Asahan NAWACITA – Sekjen PDI Perjuangan Hasto Kristiyanto mengungkapkan, kadernya di Pekanbaru, Riau, tersinggung dituduh sebagai perusak baliho Partai Demokrat dan SBY di kota setempat.

Usai acara konsolidasi di Asahan, Sumatera Utara, Minggu (16/12), Hasto mengatakan, protes keras disampaikan oleh Ketua Ranting di Pekanbaru atas pernyataan Wakil Sekjen Partai Demokrat Andi Arief yang menuding kader PDIP melakukan perusakan baliho partai besutan SBY (Susilo Bambang Yudhoyono) tersebut.

“Ranting di Pekanbaru betul-betul tersinggung oleh pernyataan saudara Andi Arief (Wasekjen Demokrat). Maka Ketua Ranting protes keras. Kenapa Andi Arief tanpa melakukan kajian bersama tiba-tiba melontarkan tuduhan,” ujar Hasto di Asahan, Minggu (16/12).

Hasto juga sudah meminta Plt Ketua DPD PDIP Riau, Rokhmin Dahuri, datang langsung mengecek tudingan Demokrat. Hasilnya, kata Hasto, tuduhan itu terbukti tidak benar.

“Sama sekali tidak benar. Bahkan Pak Rokhmin Dahuri yang bertugas sebagai Plt Ketua DPD langsung ke sana,” ucapnya.

Menurut dia, ada oknum yang tidak suka elektabilitas PDIP yang saat ini terus meningkat sehingga pihak tersebut menggunakan cara dengan memojokkan PDIP.

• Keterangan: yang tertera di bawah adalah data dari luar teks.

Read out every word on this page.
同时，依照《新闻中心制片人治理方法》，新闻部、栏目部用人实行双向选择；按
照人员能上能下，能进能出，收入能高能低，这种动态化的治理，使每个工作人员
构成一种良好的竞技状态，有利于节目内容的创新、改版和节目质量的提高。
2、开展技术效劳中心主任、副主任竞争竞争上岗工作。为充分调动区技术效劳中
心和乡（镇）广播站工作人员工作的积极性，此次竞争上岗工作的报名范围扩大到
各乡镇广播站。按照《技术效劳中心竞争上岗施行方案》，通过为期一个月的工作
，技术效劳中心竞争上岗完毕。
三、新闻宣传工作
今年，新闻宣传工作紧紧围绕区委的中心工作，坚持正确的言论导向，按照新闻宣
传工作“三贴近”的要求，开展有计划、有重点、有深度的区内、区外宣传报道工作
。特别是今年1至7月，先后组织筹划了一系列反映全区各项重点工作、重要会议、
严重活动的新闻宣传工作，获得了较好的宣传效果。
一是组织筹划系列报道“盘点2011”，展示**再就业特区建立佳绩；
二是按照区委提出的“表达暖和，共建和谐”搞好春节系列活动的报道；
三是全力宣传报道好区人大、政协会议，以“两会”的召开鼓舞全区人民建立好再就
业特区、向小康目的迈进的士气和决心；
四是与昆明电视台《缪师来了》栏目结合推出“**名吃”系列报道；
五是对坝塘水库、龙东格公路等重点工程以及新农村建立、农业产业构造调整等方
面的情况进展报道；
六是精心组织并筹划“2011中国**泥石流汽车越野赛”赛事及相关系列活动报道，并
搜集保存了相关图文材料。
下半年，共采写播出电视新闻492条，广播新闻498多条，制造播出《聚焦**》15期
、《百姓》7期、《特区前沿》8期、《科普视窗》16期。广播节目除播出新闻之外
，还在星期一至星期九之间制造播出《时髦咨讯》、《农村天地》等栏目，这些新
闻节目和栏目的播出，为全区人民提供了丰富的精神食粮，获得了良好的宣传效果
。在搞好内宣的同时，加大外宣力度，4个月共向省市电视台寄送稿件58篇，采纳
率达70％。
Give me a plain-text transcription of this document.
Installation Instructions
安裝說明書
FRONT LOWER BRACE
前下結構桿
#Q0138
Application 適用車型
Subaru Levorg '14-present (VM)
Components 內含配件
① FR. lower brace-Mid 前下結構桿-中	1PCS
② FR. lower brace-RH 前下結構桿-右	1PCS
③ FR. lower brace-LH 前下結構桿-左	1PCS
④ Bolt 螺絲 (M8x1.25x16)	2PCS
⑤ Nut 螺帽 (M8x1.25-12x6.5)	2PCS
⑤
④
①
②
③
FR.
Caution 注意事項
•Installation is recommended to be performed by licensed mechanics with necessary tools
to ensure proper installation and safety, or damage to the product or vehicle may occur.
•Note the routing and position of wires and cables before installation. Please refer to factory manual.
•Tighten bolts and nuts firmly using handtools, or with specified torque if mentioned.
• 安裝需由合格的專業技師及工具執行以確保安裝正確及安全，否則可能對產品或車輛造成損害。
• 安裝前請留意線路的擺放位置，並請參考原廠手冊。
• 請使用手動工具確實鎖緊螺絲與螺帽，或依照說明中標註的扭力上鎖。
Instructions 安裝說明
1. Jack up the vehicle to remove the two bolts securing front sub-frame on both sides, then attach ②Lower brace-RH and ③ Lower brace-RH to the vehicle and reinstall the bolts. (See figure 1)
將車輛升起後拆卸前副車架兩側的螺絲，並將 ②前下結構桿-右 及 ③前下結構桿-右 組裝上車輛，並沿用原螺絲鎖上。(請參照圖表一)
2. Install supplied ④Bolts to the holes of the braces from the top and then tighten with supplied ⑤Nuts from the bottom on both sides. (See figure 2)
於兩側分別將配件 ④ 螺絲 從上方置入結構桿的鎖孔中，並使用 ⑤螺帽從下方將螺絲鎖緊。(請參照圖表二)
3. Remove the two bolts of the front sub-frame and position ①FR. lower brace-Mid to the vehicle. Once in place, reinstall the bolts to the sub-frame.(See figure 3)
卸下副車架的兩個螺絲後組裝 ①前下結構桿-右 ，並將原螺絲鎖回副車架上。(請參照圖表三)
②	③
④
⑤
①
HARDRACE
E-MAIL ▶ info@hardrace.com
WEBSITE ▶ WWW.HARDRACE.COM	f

“Ada pihak yang mencoba karena elektabilitas PDIP terus naik, diganggu berbagai cara tetap naik, lalu kemudian mereka menyusup, mengadu domba,” jelas Hasto.

Hasto menyarankan agar Partai Demokrat menyelesaikan masalah ke jalur hukum, bukan hanya menangis.

“Lebih baik menempuh jalur hukum. Yang namanya pemimpin, tidak perlu sedikit-sedikit menangis ya,” sindirnya.

Diketahui, sebelumnya, Andi Arief menyatakan, dari pengakuan pelaku, didapatkan keterangan bahwa ‘order’ perusakan atribut PD berasal dari PDIP. Andi juga menyebut, diperoleh informasi bahwa pelaku berjumlah 35 orang, yang dibagi dalam 5 kelompok.